Saddest Sidewalks?

Via CityKin, this post from a Minneapolis-St. Paul resident about his visit to Cincinnati is wonderful. It is well-written, with beautiful, helpful pictures of downtown, OTR, and the riverfront. Though he had some factual errors, such as with Fountain Square (pointed out by me in the comments) and with the streetcar progress (pointed out by others in the comments) and he somehow missed the Gateway area (though I'm not sure when he actually visited), I think his overall point is fair and pretty accurate considering it came from a weekend visitor to the city.

"If the Over-the-Rhine neighborhood were in Minneapolis, or Saint Paul, or San Francisco, it'd be one of the nicest, most interesting, most desirable addresses around.

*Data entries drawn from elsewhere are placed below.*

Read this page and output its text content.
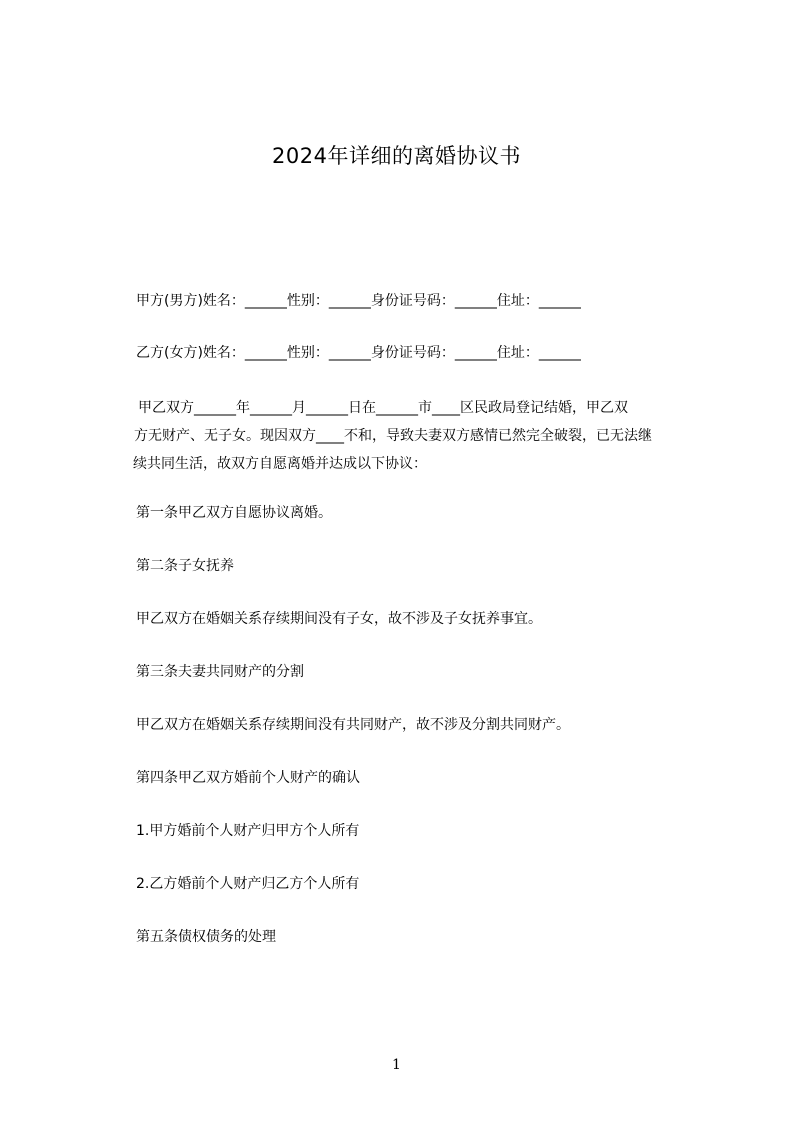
2024年详细的离婚协议书
甲方(男方)姓名：______性别：______身份证号码：______住址：______
乙方(女方)姓名：______性别：______身份证号码：______住址：______
甲乙双方______年______月______日在______市____区民政局登记结婚，甲乙双
方无财产、无子女。现因双方____不和，导致夫妻双方感情已然完全破裂，已无法继
续共同生活，故双方自愿离婚并达成以下协议：
第一条甲乙双方自愿协议离婚。
第二条子女抚养
甲乙双方在婚姻关系存续期间没有子女，故不涉及子女抚养事宜。
第三条夫妻共同财产的分割
甲乙双方在婚姻关系存续期间没有共同财产，故不涉及分割共同财产。
第四条甲乙双方婚前个人财产的确认
1.甲方婚前个人财产归甲方个人所有
2.乙方婚前个人财产归乙方个人所有
第五条债权债务的处理
1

In Cincinnati, the very same neighborhood is languishing in a city that has spent all its investment capital on skyways and stadiums, leaving Over-the-Rhine to serve as an emblem of the tortured racial inequality that has marked America since its inception. It's why walking Cincinnati's streets you find the saddest sidewalks in America."
Cincinnati's languishing potential must be obvious, even to a visitor. What is not so obvious is the real progress made recently and still being made. The several lengthy and passionate comments on the post defend the status quo.

Also, his comment at the end also got me thinking about Cincinnati's interesting historical timing.
"As a far midwesterner, whose cities grew far later than did yours, I can only look at Cincinnati's intact beautiful buildings with envy and awe."
That is, the city was really a part of all the great East Coast city growths. But we were just a little bit too late, and a little bit too inland. Like how if the subway started just a little bit earlier, maybe the invention of the automobile would not have prevented it from completing. Too young for the historical quality in cities like New York. Too old for the planning in cities like Indianapolis.